Huang Ding-Yun, Henry Tan: Sweet Potato in the Air

4 episodes in total. (Duration: 20 minutes per episode)

Sweet Potato in the Air is a series of extended interviews from the program IsLand Bar in the 2019 Taipei Arts Festival. Each episode conducted an exclusive interview with a foreigner who has long resided in Taiwan. Treating the individual experiences of migration, dwelling, and identity as the point of departure, we invoke the metaphor of sweet potato to represent localization, discussing the localization in different aspects of our life experiences. Sweet Potato in the Air regards sweet potato as an ingredient that connects personal history to food culture and new types of fusion cuisine. Based on this script, we seek to highlight the potential diversity of Taiwan. After the Nationalist government retreated to Taiwan due to its defeat in the Chinese Civil War, “sweet potato” became a symbol of localization for its shape resembles that of Taiwan, in contrast to “taro” as a symbol of mainlanders. However, the truth is that sweet potato is literally an exotic species, while taro is a local one.

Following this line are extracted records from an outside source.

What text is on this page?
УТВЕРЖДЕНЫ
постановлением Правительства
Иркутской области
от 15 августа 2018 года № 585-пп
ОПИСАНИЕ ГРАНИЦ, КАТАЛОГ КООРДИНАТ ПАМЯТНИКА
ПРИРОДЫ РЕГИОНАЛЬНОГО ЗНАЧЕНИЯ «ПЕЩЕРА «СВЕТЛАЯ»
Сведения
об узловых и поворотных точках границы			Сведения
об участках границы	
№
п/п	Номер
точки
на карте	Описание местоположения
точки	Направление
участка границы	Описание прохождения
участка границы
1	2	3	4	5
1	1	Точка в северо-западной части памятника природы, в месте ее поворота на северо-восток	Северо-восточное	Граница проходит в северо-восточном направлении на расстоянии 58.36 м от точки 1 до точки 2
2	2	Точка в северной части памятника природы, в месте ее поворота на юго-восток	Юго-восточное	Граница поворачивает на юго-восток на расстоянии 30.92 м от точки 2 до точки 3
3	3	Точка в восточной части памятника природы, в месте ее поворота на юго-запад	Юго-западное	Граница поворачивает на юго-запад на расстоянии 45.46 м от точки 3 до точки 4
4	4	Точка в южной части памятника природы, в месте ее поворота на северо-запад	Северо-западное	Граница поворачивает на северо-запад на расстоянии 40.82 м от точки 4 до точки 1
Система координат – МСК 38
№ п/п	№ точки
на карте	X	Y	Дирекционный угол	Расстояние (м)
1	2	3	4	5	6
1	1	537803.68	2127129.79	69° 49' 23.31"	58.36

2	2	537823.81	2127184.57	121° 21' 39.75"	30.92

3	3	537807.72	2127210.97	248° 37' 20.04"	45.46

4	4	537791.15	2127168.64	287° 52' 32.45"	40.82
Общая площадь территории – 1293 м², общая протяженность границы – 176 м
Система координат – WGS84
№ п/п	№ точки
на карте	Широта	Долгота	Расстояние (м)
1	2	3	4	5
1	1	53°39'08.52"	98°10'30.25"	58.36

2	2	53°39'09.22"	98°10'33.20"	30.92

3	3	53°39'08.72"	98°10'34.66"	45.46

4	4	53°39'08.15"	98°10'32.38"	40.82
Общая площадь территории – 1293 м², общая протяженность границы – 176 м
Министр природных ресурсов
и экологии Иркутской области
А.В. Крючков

Sweet potato is deemed as an emblem of local spirit not only for its shape but also for its characteristics such as easy to grow and close to soil. Besides, previous lack of resources had made sweet potato the staple diet for people in Taiwan, which also contributed to its symbolic significance. Such a dichotomy has shaped our identity through the symbolic classification of species for a quite long period of time in Taiwan’s modern history, in which the “local ideology,” a product of deliberate construction and manipulation, finds expression.

Huang Ding-Yun

Huang Ding-Yun is a co-founder of Taipei-based multi-creator collective, Co-Coism, playwright and director of Boo-Way-Who, and founder of the Living-room Without Boundary project. Among his recent works are Boo-Way-Who’s Teapot Storm for the Macau City Fringe Festival, and Co-Coism collaborations including An Unidentified Dialogue; Between Meals; You Can Sleep Here and Tomorrow Inn. Other works by Ding-Yun include Chaos in Chronicling in 2016 Young Stars New Vision series and Event: Faust Is Dead, a collaboration with Soundbody Art Lab. He has a B.A. in Theater and an M.A. in Interdisciplinary Arts from the Taipei National University of the Arts.

Henry Tan

An artist based in Bangkok, Thailand, Henry Tan engages with recent trends and critical debate in participatory art or social practice. He is interested in inter-human connection, and in the erosion of individual beliefs and understandings in regard to contemporary technologies of communication more generally. He constructs situations and performances based on specific location, context and concerns where people are always invited to connect, contribute and share. How can or do individuals make sense of artistic practices in an era of endlessly circulated memes and ever-shifting boundaries and cultural contexts? Henry is co-founder of Tentacles, art initiatives based in Bangkok.